MemVerge / splash

Splash, a flexible Spark shuffle manager that supports user-defined storage backends for shuffle data storage and exchange
Apache License 2.0
127 stars 29 forks source link

Cache shuffle index in memory #51

Closed jealous closed 5 years ago

jealous commented 5 years ago

Test data shows that when we have 40K partitions (200 mappers & 200 reducers) and small partition size (around 256K), the shuffle manager took almost half the total time retrieving the index file.

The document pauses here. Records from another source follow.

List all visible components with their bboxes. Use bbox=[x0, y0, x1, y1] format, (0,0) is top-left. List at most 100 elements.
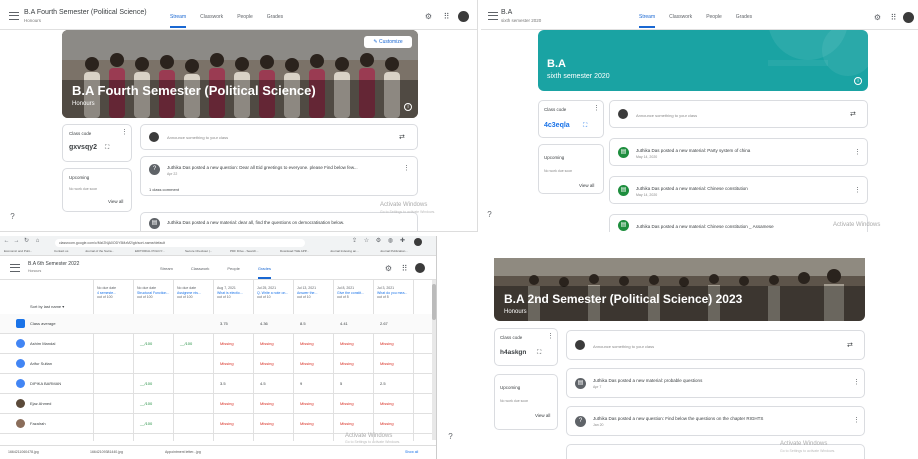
stream-post[interactable]: ▤ Juthika Das posted a new material: Chi… bbox=[609, 214, 868, 232]
gear-icon[interactable]: ⚙ bbox=[873, 13, 882, 22]
tab-stream[interactable]: Stream bbox=[639, 14, 656, 28]
extension-icon[interactable]: ⚙ bbox=[374, 237, 383, 246]
sort-dropdown[interactable]: Sort by last name ▾ bbox=[30, 304, 64, 309]
class-code[interactable]: 4c3eqla bbox=[544, 122, 570, 129]
grade-cell[interactable]: Missing bbox=[260, 361, 274, 366]
student-row[interactable]: Fazalrah __/100 Missing Missing Missing … bbox=[0, 414, 436, 434]
grade-cell[interactable]: Missing bbox=[300, 401, 314, 406]
more-options-icon[interactable]: ⋮ bbox=[593, 105, 600, 112]
tab-classwork[interactable]: Classwork bbox=[191, 266, 209, 279]
grade-cell[interactable]: Missing bbox=[380, 421, 394, 426]
assignment-column-header[interactable]: No due date Assignme nts... out of 100 bbox=[177, 286, 211, 300]
forward-icon[interactable]: → bbox=[12, 237, 21, 246]
grade-cell[interactable]: Missing bbox=[340, 361, 354, 366]
apps-grid-icon[interactable]: ⠿ bbox=[889, 13, 898, 22]
show-all-downloads-button[interactable]: Show all bbox=[405, 450, 418, 454]
repost-icon[interactable]: ⇄ bbox=[399, 133, 405, 141]
fullscreen-icon[interactable]: ⛶ bbox=[583, 123, 587, 130]
stream-post[interactable]: ▤ Juthika Das posted a new material: Chi… bbox=[609, 176, 868, 204]
grade-cell[interactable]: __/100 bbox=[140, 341, 152, 346]
download-item[interactable]: 16642109381440.jpg bbox=[90, 450, 123, 454]
class-code[interactable]: gxvsqy2 bbox=[69, 144, 97, 151]
extension-icon[interactable]: ◍ bbox=[386, 237, 395, 246]
stream-post[interactable]: ▤ Juthika Das posted a new material: pro… bbox=[566, 368, 865, 398]
grade-cell[interactable]: __/100 bbox=[180, 341, 192, 346]
assignment-column-header[interactable]: Jul 25, 2021 Q. Write a note on... out of … bbox=[257, 286, 291, 300]
grade-cell[interactable]: Missing bbox=[380, 401, 394, 406]
grade-cell[interactable]: __/100 bbox=[140, 421, 152, 426]
view-all-link[interactable]: View all bbox=[579, 183, 594, 188]
stream-post[interactable]: ▤ Juthika Das posted a new material: Par… bbox=[609, 138, 868, 166]
tab-classwork[interactable]: Classwork bbox=[200, 14, 223, 28]
repost-icon[interactable]: ⇄ bbox=[850, 110, 856, 118]
avatar[interactable] bbox=[415, 263, 425, 273]
stream-post[interactable]: ▤ Juthika Das posted a new material: dea… bbox=[140, 212, 418, 231]
avatar[interactable] bbox=[903, 12, 914, 23]
assignment-column-header[interactable]: Jul 8, 2021 Give the constit... out of 5 bbox=[337, 286, 371, 300]
tab-grades[interactable]: Grades bbox=[257, 266, 271, 279]
fullscreen-icon[interactable]: ⛶ bbox=[105, 145, 109, 152]
class-code[interactable]: h4askgn bbox=[500, 349, 526, 356]
apps-grid-icon[interactable]: ⠿ bbox=[400, 264, 409, 273]
bookmark-item[interactable]: PDF Drive - Search... bbox=[230, 249, 259, 253]
help-icon[interactable]: ? bbox=[446, 432, 455, 441]
grade-cell[interactable]: Missing bbox=[300, 341, 314, 346]
grade-cell[interactable]: Missing bbox=[380, 341, 394, 346]
grade-cell[interactable]: Missing bbox=[380, 361, 394, 366]
bookmark-item[interactable]: Journal Publication... bbox=[380, 249, 408, 253]
tab-people[interactable]: People bbox=[237, 14, 253, 28]
apps-grid-icon[interactable]: ⠿ bbox=[442, 12, 451, 21]
help-icon[interactable]: ? bbox=[8, 212, 17, 221]
class-title[interactable]: B.A Fourth Semester (Political Science) bbox=[24, 9, 147, 16]
tab-grades[interactable]: Grades bbox=[736, 14, 752, 28]
grade-cell[interactable]: 2.5 bbox=[380, 381, 386, 386]
gear-icon[interactable]: ⚙ bbox=[424, 12, 433, 21]
announce-box[interactable]: Announce something to your class ⇄ bbox=[566, 330, 865, 360]
more-options-icon[interactable]: ⋮ bbox=[853, 379, 860, 386]
more-options-icon[interactable]: ⋮ bbox=[121, 129, 128, 136]
tab-classwork[interactable]: Classwork bbox=[669, 14, 692, 28]
download-item[interactable]: Appointment letter...jpg bbox=[165, 450, 201, 454]
reload-icon[interactable]: ↻ bbox=[22, 237, 31, 246]
main-menu-icon[interactable] bbox=[488, 12, 498, 20]
fullscreen-icon[interactable]: ⛶ bbox=[537, 350, 541, 357]
assignment-column-header[interactable]: No due date Structural Function... out of … bbox=[137, 286, 171, 300]
repost-icon[interactable]: ⇄ bbox=[847, 341, 853, 349]
vertical-scrollbar[interactable] bbox=[432, 280, 436, 440]
stream-post[interactable]: ? Juthika Das posted a new question: Fin… bbox=[566, 406, 865, 436]
student-row[interactable]: DIPIKA BARMAN __/100 3.5 4.5 9 5 2.5 bbox=[0, 374, 436, 394]
assignment-column-header[interactable]: Aug 7, 2021 What is electio... out of 10 bbox=[217, 286, 251, 300]
bookmark-star-icon[interactable]: ☆ bbox=[362, 237, 371, 246]
view-all-link[interactable]: View all bbox=[535, 413, 550, 418]
grade-cell[interactable]: Missing bbox=[340, 421, 354, 426]
grade-cell[interactable]: Missing bbox=[220, 341, 234, 346]
assignment-column-header[interactable]: Jul 13, 2021 Answer the... out of 10 bbox=[297, 286, 331, 300]
tab-stream[interactable]: Stream bbox=[160, 266, 173, 279]
avatar[interactable] bbox=[458, 11, 469, 22]
bookmark-item[interactable]: Download THE APP... bbox=[280, 249, 309, 253]
main-menu-icon[interactable] bbox=[9, 12, 19, 20]
download-item[interactable]: 1664211060478.jpg bbox=[8, 450, 39, 454]
announce-box[interactable]: Announce something to your class ⇄ bbox=[140, 124, 418, 150]
tab-grades[interactable]: Grades bbox=[267, 14, 283, 28]
bookmark-item[interactable]: Journal Indexing an... bbox=[330, 249, 359, 253]
grade-cell[interactable]: Missing bbox=[260, 421, 274, 426]
grade-cell[interactable]: Missing bbox=[260, 341, 274, 346]
more-options-icon[interactable]: ⋮ bbox=[854, 149, 861, 156]
bookmark-item[interactable]: EDITORIAL POLICY... bbox=[135, 249, 165, 253]
assignment-column-header[interactable]: No due date 4 semeste... out of 100 bbox=[97, 286, 131, 300]
grade-cell[interactable]: Missing bbox=[220, 421, 234, 426]
bookmark-item[interactable]: Contact us bbox=[54, 249, 68, 253]
grade-cell[interactable]: 4.5 bbox=[260, 381, 266, 386]
class-title[interactable]: B.A bbox=[501, 9, 512, 16]
tab-people[interactable]: People bbox=[227, 266, 239, 279]
more-options-icon[interactable]: ⋮ bbox=[854, 187, 861, 194]
student-row[interactable]: Arifur Sultan Missing Missing Missing Mi… bbox=[0, 354, 436, 374]
grade-cell[interactable]: __/100 bbox=[140, 381, 152, 386]
bookmark-item[interactable]: Economic and Polit... bbox=[4, 249, 32, 253]
announce-box[interactable]: Announce something to your class ⇄ bbox=[609, 100, 868, 128]
grade-cell[interactable]: Missing bbox=[220, 361, 234, 366]
grade-cell[interactable]: Missing bbox=[220, 401, 234, 406]
grade-cell[interactable]: Missing bbox=[340, 401, 354, 406]
grade-cell[interactable]: Missing bbox=[300, 421, 314, 426]
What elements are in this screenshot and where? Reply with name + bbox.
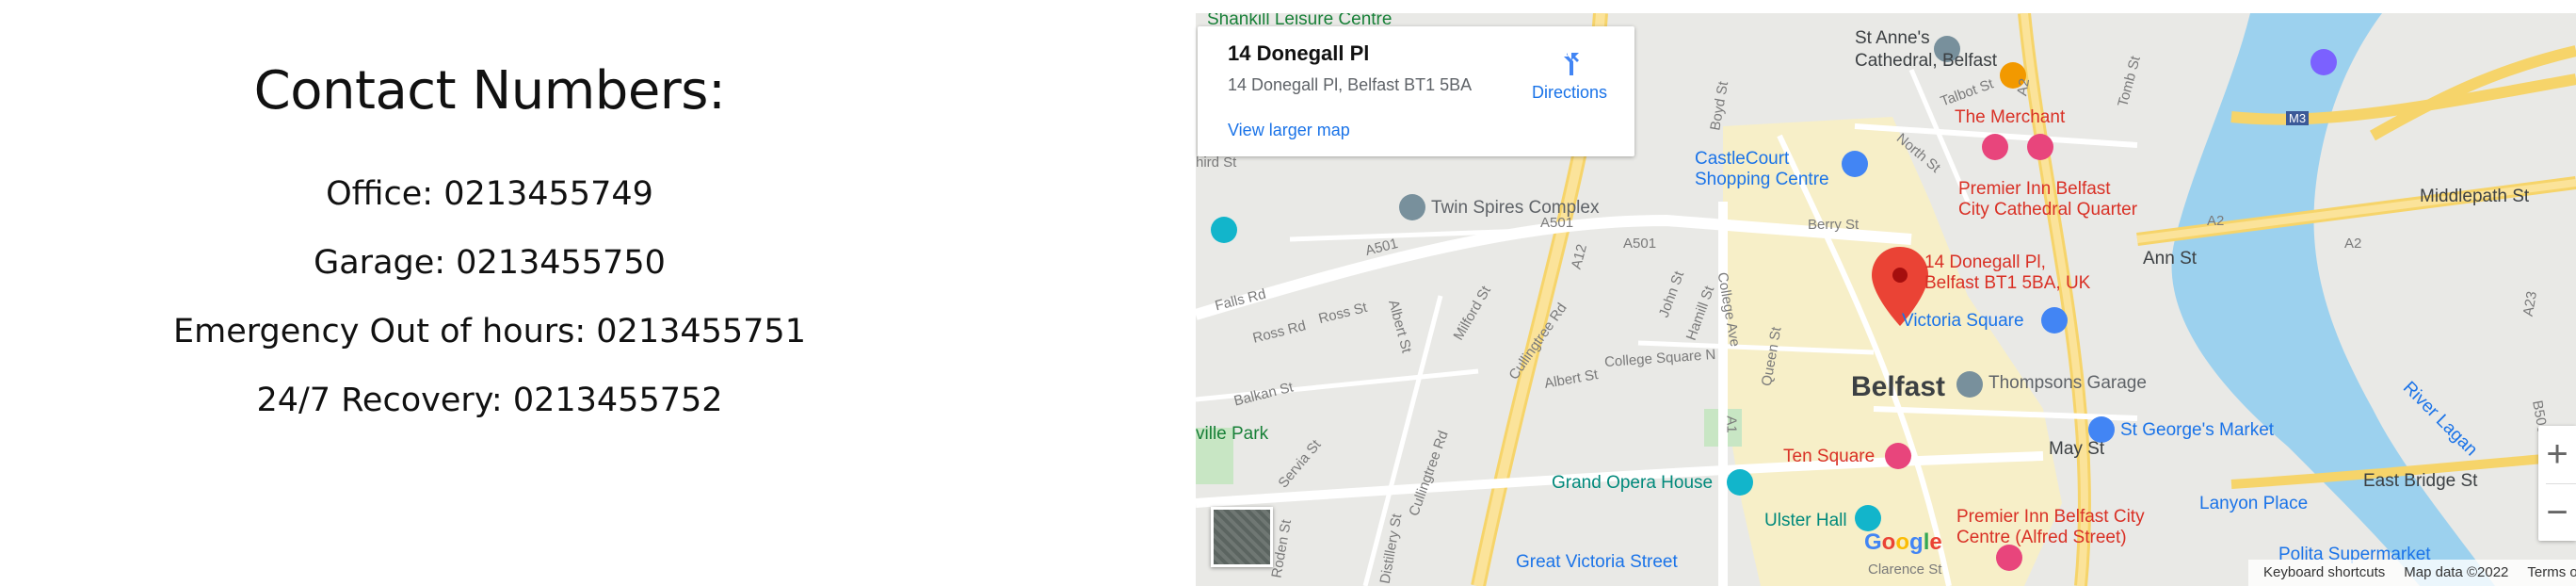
map-footer: Keyboard shortcuts Map data ©2022 Terms of bbox=[2248, 560, 2576, 586]
pin-label-line2[interactable]: Belfast BT1 5BA, UK bbox=[1924, 273, 2090, 294]
label-thompsons[interactable]: Thompsons Garage bbox=[1988, 373, 2147, 394]
label-premier-inn-av-2[interactable]: Centre (Alfred Street) bbox=[1956, 528, 2127, 548]
directions-icon bbox=[1560, 53, 1579, 75]
label-belfast: Belfast bbox=[1851, 371, 1946, 402]
label-st-annes-1[interactable]: St Anne's bbox=[1855, 28, 1930, 49]
label-st-georges[interactable]: St George's Market bbox=[2120, 420, 2274, 441]
label-great-victoria[interactable]: Great Victoria Street bbox=[1516, 552, 1678, 573]
place-address: 14 Donegall Pl, Belfast BT1 5BA bbox=[1228, 75, 1473, 94]
zoom-control: + − bbox=[2538, 426, 2576, 541]
label-twin-spires[interactable]: Twin Spires Complex bbox=[1431, 198, 1599, 219]
map-data-label: Map data ©2022 bbox=[2404, 564, 2509, 580]
label-merchant[interactable]: The Merchant bbox=[1955, 107, 2065, 128]
street-berry-st: Berry St bbox=[1808, 217, 1860, 233]
street-a2-2: A2 bbox=[2207, 213, 2225, 229]
label-ulster-hall[interactable]: Ulster Hall bbox=[1764, 511, 1847, 531]
garage-number: Garage: 0213455750 bbox=[314, 244, 666, 282]
street-a501-2: A501 bbox=[1540, 215, 1574, 231]
recovery-number: 24/7 Recovery: 0213455752 bbox=[256, 382, 723, 419]
label-east-bridge: East Bridge St bbox=[2363, 471, 2478, 491]
keyboard-shortcuts-link[interactable]: Keyboard shortcuts bbox=[2263, 564, 2385, 580]
label-castlecourt-2[interactable]: Shopping Centre bbox=[1695, 170, 1829, 190]
directions-button[interactable]: Directions bbox=[1518, 40, 1621, 115]
contact-section: Contact Numbers: Office: 0213455749 Gara… bbox=[0, 0, 979, 586]
satellite-toggle[interactable] bbox=[1211, 507, 1273, 567]
label-ville-park[interactable]: ville Park bbox=[1196, 424, 1268, 445]
label-victoria-square[interactable]: Victoria Square bbox=[1902, 311, 2024, 332]
directions-label: Directions bbox=[1531, 83, 1608, 102]
label-may-st: May St bbox=[2049, 439, 2105, 459]
label-castlecourt-1[interactable]: CastleCourt bbox=[1695, 149, 1789, 170]
zoom-in-button[interactable]: + bbox=[2538, 426, 2576, 482]
street-m3: M3 bbox=[2286, 111, 2310, 125]
contact-heading: Contact Numbers: bbox=[253, 60, 726, 122]
label-premier-inn-cq-1[interactable]: Premier Inn Belfast bbox=[1958, 179, 2111, 200]
street-a2-3: A2 bbox=[2344, 236, 2362, 252]
label-st-annes-2[interactable]: Cathedral, Belfast bbox=[1855, 51, 1997, 72]
label-middlepath: Middlepath St bbox=[2420, 187, 2530, 206]
zoom-out-button[interactable]: − bbox=[2538, 484, 2576, 541]
street-a501-3: A501 bbox=[1623, 236, 1657, 252]
map-info-card: 14 Donegall Pl 14 Donegall Pl, Belfast B… bbox=[1198, 26, 1634, 156]
street-a1: A1 bbox=[1723, 415, 1740, 433]
label-ten-square[interactable]: Ten Square bbox=[1783, 447, 1875, 467]
view-larger-map-link[interactable]: View larger map bbox=[1228, 121, 1350, 140]
label-ann-st: Ann St bbox=[2143, 249, 2198, 269]
place-title: 14 Donegall Pl bbox=[1228, 41, 1370, 65]
google-logo: Google bbox=[1864, 529, 1942, 555]
street-a2-1: A2 bbox=[2014, 76, 2034, 98]
label-lanyon-place[interactable]: Lanyon Place bbox=[2199, 494, 2308, 514]
terms-link[interactable]: Terms of bbox=[2527, 564, 2576, 580]
street-third-st: hird St bbox=[1196, 155, 1237, 171]
label-premier-inn-cq-2[interactable]: City Cathedral Quarter bbox=[1958, 200, 2137, 220]
pin-label-line1[interactable]: 14 Donegall Pl, bbox=[1924, 252, 2046, 273]
label-premier-inn-av-1[interactable]: Premier Inn Belfast City bbox=[1956, 507, 2145, 528]
office-number: Office: 0213455749 bbox=[326, 175, 653, 213]
emergency-number: Emergency Out of hours: 0213455751 bbox=[173, 313, 806, 350]
label-grand-opera[interactable]: Grand Opera House bbox=[1552, 473, 1713, 494]
street-clarence-st: Clarence St bbox=[1868, 562, 1942, 578]
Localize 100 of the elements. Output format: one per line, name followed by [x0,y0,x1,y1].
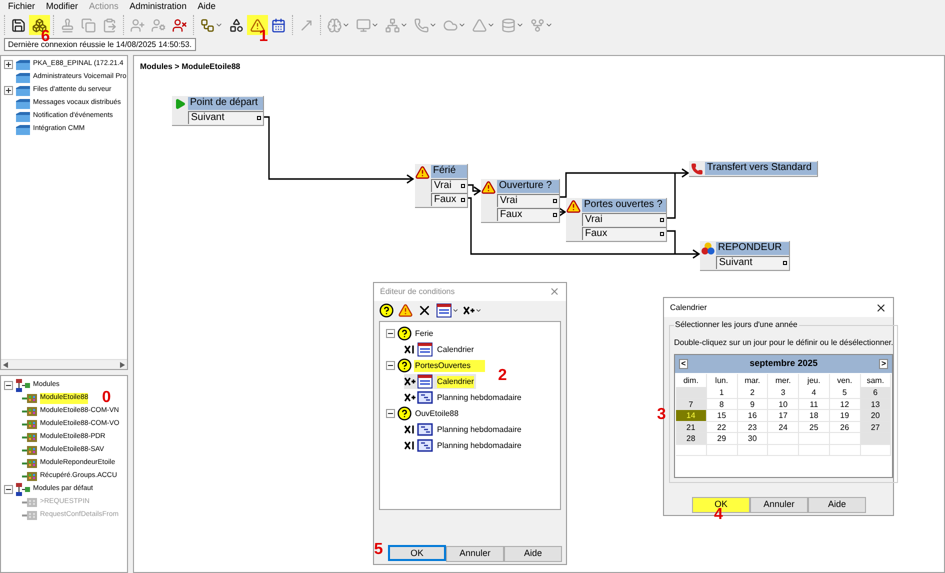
folder-icon [15,58,31,70]
condition-rule[interactable]: Planning hebdomadaire [404,423,524,436]
calendar-day[interactable]: 17 [768,410,799,422]
condition-rule[interactable]: Calendrier [404,342,476,357]
operator-plus-icon [463,306,475,316]
collapse-icon[interactable] [4,485,13,494]
flow-node[interactable]: Férié Vrai Faux [415,164,468,208]
calendar-day[interactable]: 14 [676,410,707,422]
dialog-button[interactable]: Annuler [750,496,808,513]
next-month-button[interactable]: > [879,359,888,369]
flow-node[interactable]: Ouverture ? Vrai Faux [481,179,560,223]
expand-icon[interactable] [4,60,13,69]
calendar-day[interactable]: 7 [676,398,707,410]
calendar-day[interactable]: 19 [830,410,860,422]
flow-node[interactable]: REPONDEUR Suivant [700,241,790,271]
caret-icon [371,21,379,29]
calendar-day[interactable]: 24 [768,422,799,433]
node-output[interactable]: Suivant [716,256,789,269]
caret-icon [342,21,350,29]
node-title: Férié [431,165,467,178]
menu-item[interactable]: Fichier [3,0,40,14]
port-icon[interactable] [461,198,465,202]
warning-icon [398,303,413,318]
calendar-day[interactable]: 21 [676,422,707,433]
menu-item[interactable]: Aide [192,0,221,14]
toolbar-button[interactable] [378,302,395,320]
calendar-day[interactable]: 2 [738,387,768,398]
calendar-day[interactable]: 3 [768,387,799,398]
calendar-day[interactable]: 29 [706,433,738,444]
scroll-left-icon[interactable] [3,362,8,368]
module-icon [22,406,38,417]
calendar-day[interactable]: 28 [676,433,707,444]
flow-node[interactable]: Transfert vers Standard [689,161,818,177]
calendar-day[interactable]: 30 [738,433,768,444]
node-output[interactable]: Vrai [431,179,467,192]
node-title: Ouverture ? [497,180,559,193]
expand-icon[interactable] [4,86,13,95]
caret-icon [487,21,495,29]
port-icon[interactable] [660,232,664,236]
collapse-icon[interactable] [386,329,395,338]
schedule-icon [417,423,433,436]
calendar-day[interactable]: 6 [860,387,892,398]
port-icon[interactable] [660,218,664,222]
condition-rule[interactable]: Planning hebdomadaire [404,391,524,404]
flow-node[interactable]: Portes ouvertes ? Vrai Faux [566,198,667,242]
node-output[interactable]: Faux [431,193,467,206]
collapse-icon[interactable] [4,381,13,390]
dialog-button[interactable]: OK [388,545,446,562]
calendar-day[interactable]: 25 [799,422,830,433]
warning-icon [481,180,496,195]
save-icon [11,18,26,32]
node-title: Portes ouvertes ? [582,199,666,212]
condition-item[interactable]: Ferie [386,326,560,342]
toolbar-button[interactable] [435,302,460,320]
connector-line [667,230,676,254]
calendar-day[interactable]: 16 [738,410,768,422]
calendar-day[interactable]: 18 [799,410,830,422]
node-output[interactable]: Vrai [582,213,666,226]
port-icon[interactable] [461,184,465,188]
node-output[interactable]: Suivant [188,111,263,124]
help-icon [379,303,394,318]
port-icon[interactable] [257,116,261,120]
dialog-button[interactable]: Aide [504,546,562,562]
calendar-day[interactable]: 11 [799,398,830,410]
calendar-day[interactable]: 20 [860,410,892,422]
node-title: Transfert vers Standard [705,162,817,175]
warning-icon [566,199,581,214]
flow-node[interactable]: Point de départ Suivant [172,96,264,126]
calendar-day[interactable]: 15 [706,410,738,422]
menu-item[interactable]: Administration [124,0,192,14]
node-output[interactable]: Faux [582,227,666,240]
scroll-right-icon[interactable] [120,362,125,368]
play-icon [174,98,186,110]
dialog-button[interactable]: Aide [808,496,866,513]
previous-month-button[interactable]: < [679,359,688,369]
workflow-icon [200,18,215,32]
scrollbar[interactable] [1,359,127,369]
calendar-day[interactable]: 5 [830,387,860,398]
port-icon[interactable] [783,261,787,265]
rule-label: Planning hebdomadaire [437,440,522,452]
condition-item[interactable]: OuvEtoile88 [386,406,560,422]
node-output[interactable]: Vrai [497,194,559,207]
stamp-icon [60,18,75,32]
menu-item[interactable]: Modifier [41,0,84,14]
network-icon [385,18,400,32]
calendar-day[interactable]: 10 [768,398,799,410]
brain-icon [327,18,342,32]
node-output[interactable]: Faux [497,208,559,221]
collapse-icon[interactable] [386,409,395,418]
collapse-icon[interactable] [386,361,395,370]
port-icon[interactable] [553,199,557,203]
close-icon[interactable] [875,302,887,314]
node-title: REPONDEUR [716,242,789,255]
calendar-day[interactable]: 4 [799,387,830,398]
output-label: Vrai [500,195,518,207]
condition-rule[interactable]: Planning hebdomadaire [404,439,524,452]
calendar-icon [417,374,433,389]
port-icon[interactable] [553,213,557,217]
dialog-button[interactable]: Annuler [446,546,504,562]
calendar-day[interactable]: 1 [706,387,738,398]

Reading 40000 partitions with 8 threads   99% (39991/40000)
Read shuffle data completed in 19049 milliseconds
    Reading index file:  10187 ms
    storage factory:     com.memverge.splash.shared.SharedFSFactory
    number of mappers:   200
    number of reducers:  200
    total shuffle size:  3GB
    bytes written:       3GB
    bytes read:          3GB
    number of blocks:    64
    blocks size:         256KB
    partition size:      81KB
    concurrent tasks:    8
    bandwidth:           167MB/s

Due to the fact that comparing to the shuffle data, shuffle indices are relatively small, we could try the best to cache them in memory to eliminate this overhead.

For example, in the configuration described above, each node will only cache: 8 201 200 = 320K 8 is the length of long. 201 is the number of partition offsets. 200 is the number of the index files.

When memory is not enough, we should fallback to retrieve the data from the file system.